Graphical Analysis of Reversible Radioligand Binding from Time—Activity Measurements Applied to [N-11C-Methyl]-(−)-Cocaine PET Studies in Human Subjects

Abstract

A graphical method of analysis applicable to ligands that bind reversibly to receptors or enzymes requiring the simultaneous measurement of plasma and tissue radioactivities for multiple times after the injection of a radiolabeled tracer is presented.

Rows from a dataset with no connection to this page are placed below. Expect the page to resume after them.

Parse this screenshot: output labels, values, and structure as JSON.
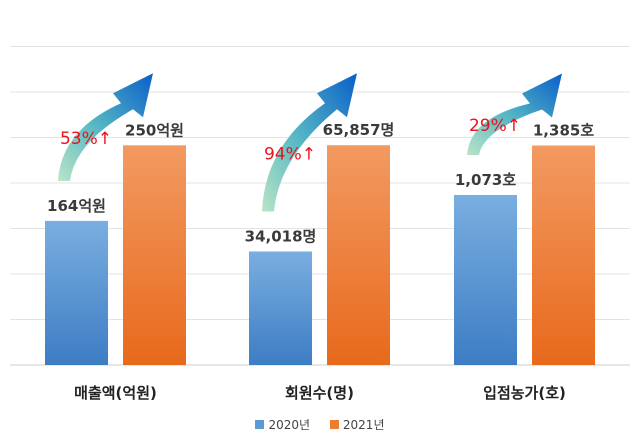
{
  "chart_data": {
    "type": "bar",
    "categories": [
      "매출액(억원)",
      "회원수(명)",
      "입점농가(호)"
    ],
    "series": [
      {
        "name": "2020년",
        "color": "#5b9bd5",
        "values": [
          164,
          34018,
          1073
        ]
      },
      {
        "name": "2021년",
        "color": "#ed7d31",
        "values": [
          250,
          65857,
          1385
        ]
      }
    ],
    "value_labels": [
      [
        "164억원",
        "34,018명",
        "1,073호"
      ],
      [
        "250억원",
        "65,857명",
        "1,385호"
      ]
    ],
    "growth_labels": [
      "53%↑",
      "94%↑",
      "29%↑"
    ],
    "growth_color": "#e8141c",
    "per_category_max": [
      330,
      86900,
      1830
    ],
    "grid": true,
    "legend_position": "bottom"
  }
}
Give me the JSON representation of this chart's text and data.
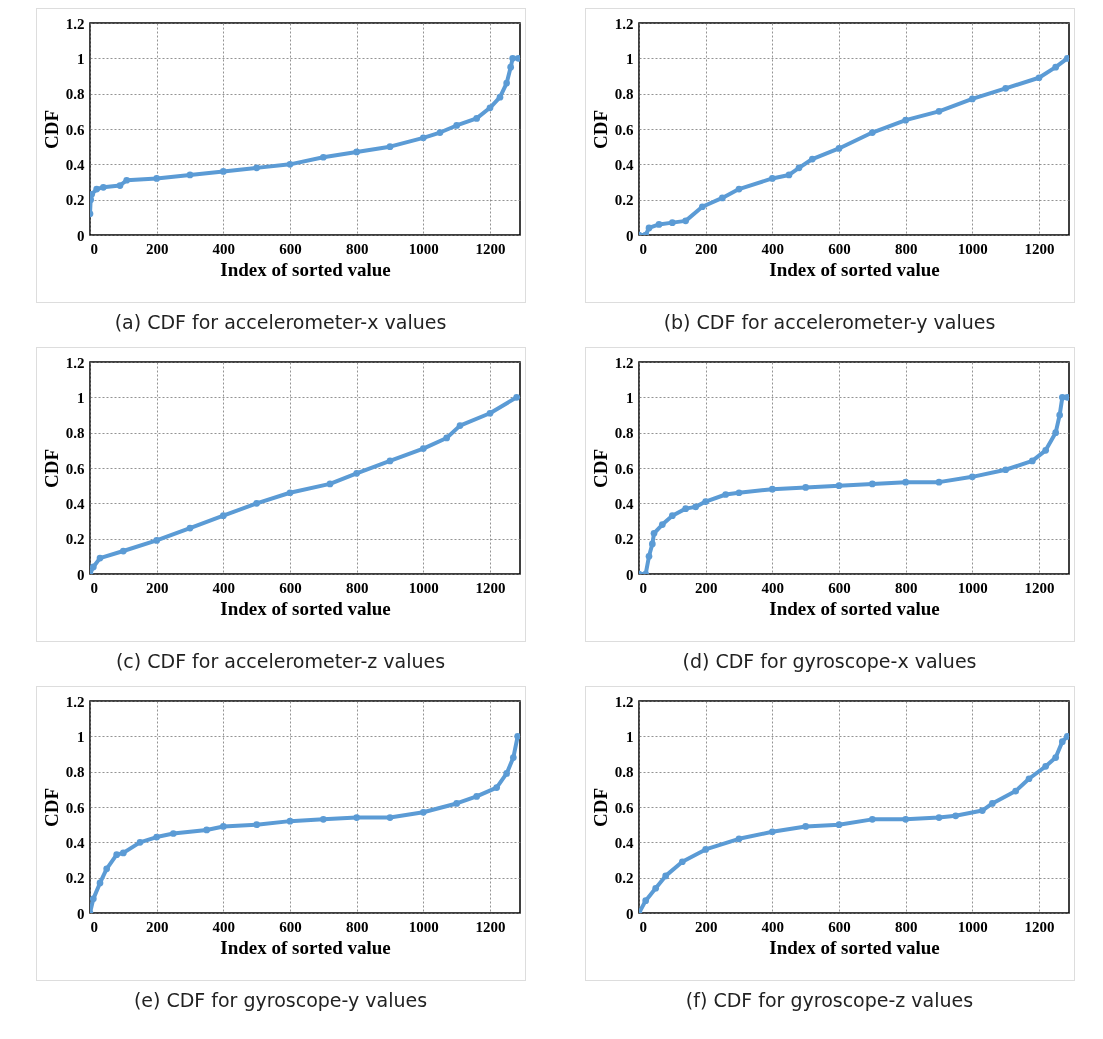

It is shown that there is a time t† after which a plot of f ^t₀ROI( t') dt'/ROI( t) versus f ^t₀ C_p( t') dt'/ROI( t) (where ROI and C_p are functions of time describing the variation of tissue radioactivity and plasma radioactivity, respectively) is linear with a slope that corresponds to the steady-state space of the ligand plus the plasma volume, V_p. For a two-compartment model, the slope is given by λ + V_p, where λ is the partition coefficient and the intercept is −1/[ k₂(1 + V_p/λ)]. For a three-compartment model, the slope is λ(1 + B_max/ K_d) + V_p and the intercept is −{(1 + B_max/ K_d)/ k₂ + [ k_off(1 + K_d/ B_max)]⁻¹} [1 + V_p/λ(1 + B_max/ K_d)]⁻¹ (where B_max represents the concentration of ligand binding sites and K_d the equilibrium dissociation constant of the ligand–binding site complex, k_off ( k₄) the ligand–binding site dissociation constant, and k₂ is the transfer constant from tissue to plasma). This graphical method provides the ratio B_max/ K_d from the slope for comparison with in vitro measures of the same parameter. It also provides an easy, rapid method for comparison of the reproducibility of repeated measures in a single subject, for longitudinal or drug intervention protocols, or for comparing experimental results between subjects. Although the linearity of this plot holds when ROI/ C_p is constant, it can be shown that, for many systems, linearity is effectively reached some time before this. This analysis has been applied to data from [ N-methyl-¹¹C]-(–)-cocaine ([¹¹C]cocaine) studies in normal human volunteers and the results are compared to the standard nonlinear least-squares analysis. The calculated value of B_max/ K_d for the high-affinity binding site for cocaine is 0.62 ± 0.20, in agreement with literature values.